Pub Date: Jan. 12th, 2016
ISBN: 978-1-250-08045-5
Publisher: Minotaur

An actor plays it for real when he tries to prevent a mob family from eliminating their potential enemies in this comic thriller.

Harry Murphy has had some success as a New York actor, but when his paychecks start coming from things like voice-overs in mayonnaise commercials, he figures it’s time to consider a new line of work. Stepping into a Queens alley to relieve himself, Harry overhears the conversation of three gangster brothers who, like him, have decided it’s time to leave their profession behind. First, though, there are loose ends to tie up—living ones. Too decent a guy to hear of a potential murder and not try to do anything about it, Harry flies to London, where he succeeds in averting murder but is mistaken for a mob enforcer and nearly killed himself.

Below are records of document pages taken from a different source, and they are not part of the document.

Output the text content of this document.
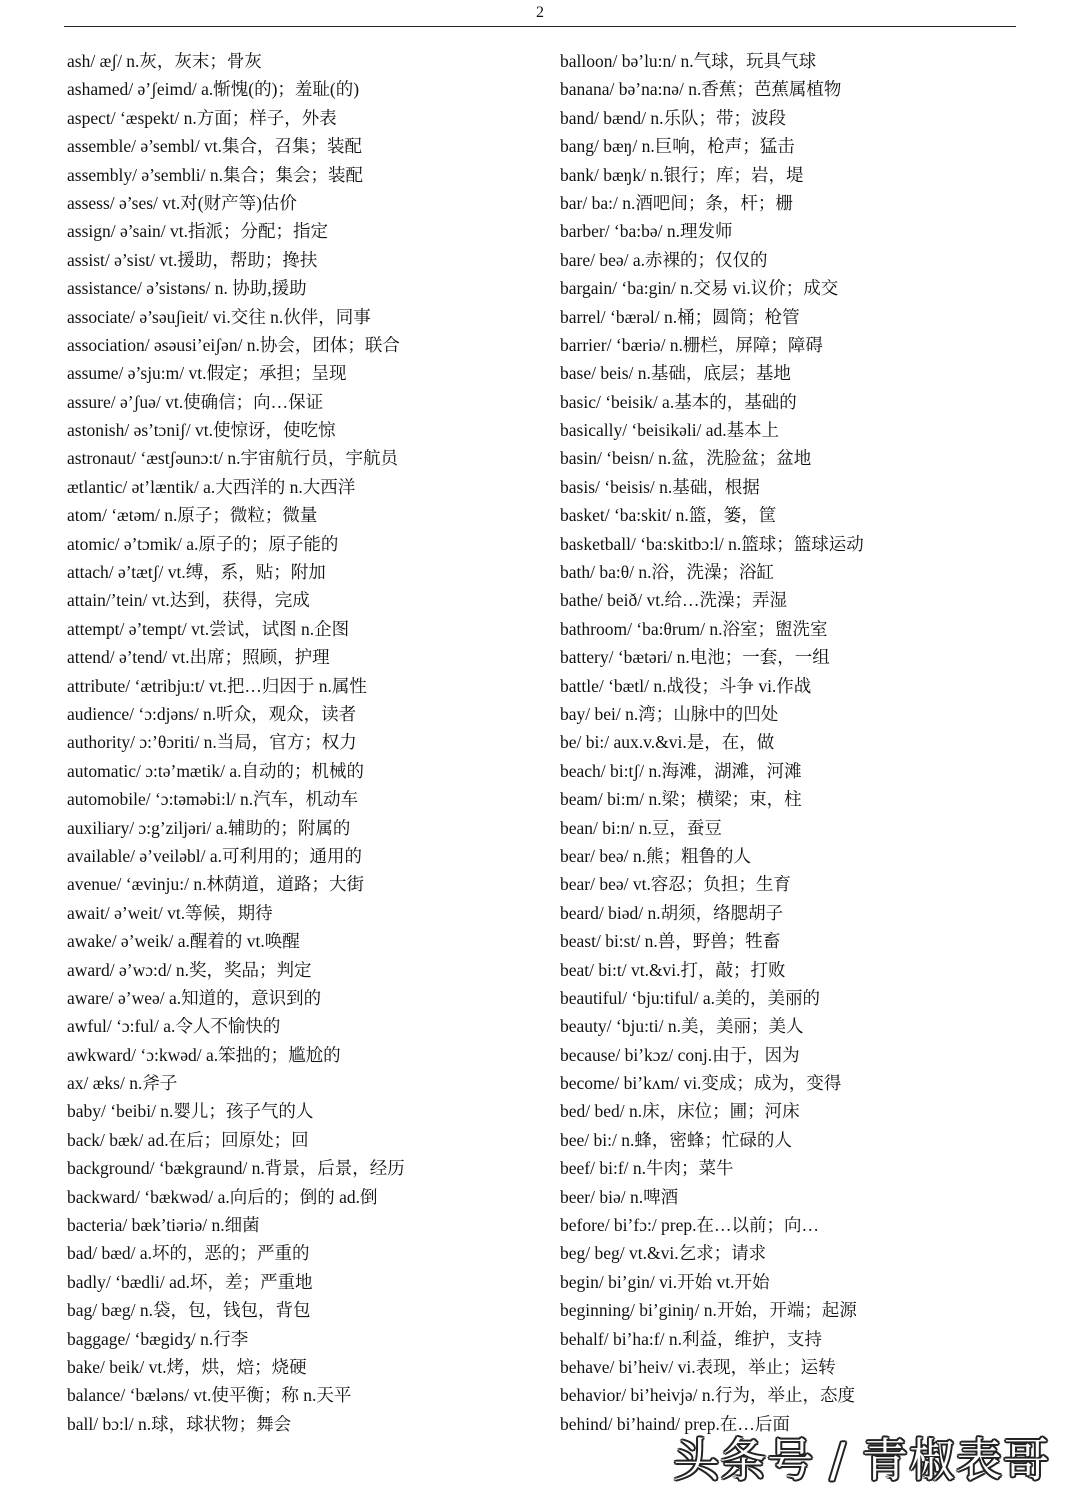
2
ash/ æʃ/ n.灰，灰末；骨灰
ashamed/ ə’ʃeimd/ a.惭愧(的)；羞耻(的)
aspect/ ‘æspekt/ n.方面；样子，外表
assemble/ ə’sembl/ vt.集合，召集；装配
assembly/ ə’sembli/ n.集合；集会；装配
assess/ ə’ses/ vt.对(财产等)估价
assign/ ə’sain/ vt.指派；分配；指定
assist/ ə’sist/ vt.援助，帮助；搀扶
assistance/ ə’sistəns/ n. 协助,援助
associate/ ə’səuʃieit/ vi.交往 n.伙伴，同事
association/ əsəusi’eiʃən/ n.协会，团体；联合
assume/ ə’sju:m/ vt.假定；承担；呈现
assure/ ə’ʃuə/ vt.使确信；向…保证
astonish/ əs’tɔniʃ/ vt.使惊讶，使吃惊
astronaut/ ‘æstʃəunɔ:t/ n.宇宙航行员，宇航员
ætlantic/ ət’læntik/ a.大西洋的 n.大西洋
atom/ ‘ætəm/ n.原子；微粒；微量
atomic/ ə’tɔmik/ a.原子的；原子能的
attach/ ə’tætʃ/ vt.缚，系，贴；附加
attain/’tein/ vt.达到，获得，完成
attempt/ ə’tempt/ vt.尝试，试图 n.企图
attend/ ə’tend/ vt.出席；照顾，护理
attribute/ ‘ætribju:t/ vt.把…归因于 n.属性
audience/ ‘ɔ:djəns/ n.听众，观众，读者
authority/ ɔ:’θɔriti/ n.当局，官方；权力
automatic/ ɔ:tə’mætik/ a.自动的；机械的
automobile/ ‘ɔ:təməbi:l/ n.汽车，机动车
auxiliary/ ɔ:g’ziljəri/ a.辅助的；附属的
available/ ə’veiləbl/ a.可利用的；通用的
avenue/ ‘ævinju:/ n.林荫道，道路；大街
await/ ə’weit/ vt.等候，期待
awake/ ə’weik/ a.醒着的 vt.唤醒
award/ ə’wɔ:d/ n.奖，奖品；判定
aware/ ə’weə/ a.知道的，意识到的
awful/ ‘ɔ:ful/ a.令人不愉快的
awkward/ ‘ɔ:kwəd/ a.笨拙的；尴尬的
ax/ æks/ n.斧子
baby/ ‘beibi/ n.婴儿；孩子气的人
back/ bæk/ ad.在后；回原处；回
background/ ‘bækgraund/ n.背景，后景，经历
backward/ ‘bækwəd/ a.向后的；倒的 ad.倒
bacteria/ bæk’tiəriə/ n.细菌
bad/ bæd/ a.坏的，恶的；严重的
badly/ ‘bædli/ ad.坏，差；严重地
bag/ bæg/ n.袋，包，钱包，背包
baggage/ ‘bægidʒ/ n.行李
bake/ beik/ vt.烤，烘，焙；烧硬
balance/ ‘bæləns/ vt.使平衡；称 n.天平
ball/ bɔ:l/ n.球，球状物；舞会
balloon/ bə’lu:n/ n.气球，玩具气球
banana/ bə’na:nə/ n.香蕉；芭蕉属植物
band/ bænd/ n.乐队；带；波段
bang/ bæŋ/ n.巨响，枪声；猛击
bank/ bæŋk/ n.银行；库；岩，堤
bar/ ba:/ n.酒吧间；条，杆；栅
barber/ ‘ba:bə/ n.理发师
bare/ beə/ a.赤裸的；仅仅的
bargain/ ‘ba:gin/ n.交易 vi.议价；成交
barrel/ ‘bærəl/ n.桶；圆筒；枪管
barrier/ ‘bæriə/ n.栅栏，屏障；障碍
base/ beis/ n.基础，底层；基地
basic/ ‘beisik/ a.基本的，基础的
basically/ ‘beisikəli/ ad.基本上
basin/ ‘beisn/ n.盆，洗脸盆；盆地
basis/ ‘beisis/ n.基础，根据
basket/ ‘ba:skit/ n.篮，篓，筐
basketball/ ‘ba:skitbɔ:l/ n.篮球；篮球运动
bath/ ba:θ/ n.浴，洗澡；浴缸
bathe/ beið/ vt.给…洗澡；弄湿
bathroom/ ‘ba:θrum/ n.浴室；盥洗室
battery/ ‘bætəri/ n.电池；一套，一组
battle/ ‘bætl/ n.战役；斗争 vi.作战
bay/ bei/ n.湾；山脉中的凹处
be/ bi:/ aux.v.&vi.是，在，做
beach/ bi:tʃ/ n.海滩，湖滩，河滩
beam/ bi:m/ n.梁；横梁；束，柱
bean/ bi:n/ n.豆，蚕豆
bear/ beə/ n.熊；粗鲁的人
bear/ beə/ vt.容忍；负担；生育
beard/ biəd/ n.胡须，络腮胡子
beast/ bi:st/ n.兽，野兽；牲畜
beat/ bi:t/ vt.&vi.打，敲；打败
beautiful/ ‘bju:tiful/ a.美的，美丽的
beauty/ ‘bju:ti/ n.美，美丽；美人
because/ bi’kɔz/ conj.由于，因为
become/ bi’kʌm/ vi.变成；成为，变得
bed/ bed/ n.床，床位；圃；河床
bee/ bi:/ n.蜂，密蜂；忙碌的人
beef/ bi:f/ n.牛肉；菜牛
beer/ biə/ n.啤酒
before/ bi’fɔ:/ prep.在…以前；向…
beg/ beg/ vt.&vi.乞求；请求
begin/ bi’gin/ vi.开始 vt.开始
beginning/ bi’giniŋ/ n.开始，开端；起源
behalf/ bi’ha:f/ n.利益，维护，支持
behave/ bi’heiv/ vi.表现，举止；运转
behavior/ bi’heivjə/ n.行为，举止，态度
behind/ bi’haind/ prep.在…后面
头条号 / 青椒表哥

This debut novel by actor McCallum (NCIS, The Man from U.N.C.L.E.) suggests the author has spent time enjoying the crime-and-espionage farces of Donald E. Westlake and the master of the genre, Ross Thomas. He’s not embarrassed by good dumb jokes (the mobsters are named the Bruschettis) or by what ensues when Harry teams up with a flirtatious British agent whose purpose is more to be the hero’s partner in backchat than in bed (though they’re suited there as well). McCallum also loves plot. He has a farceur’s taste for seeing how many complications he can bring to any situation.

This good-natured debut gives the reader as good a time as it has plainly afforded its author.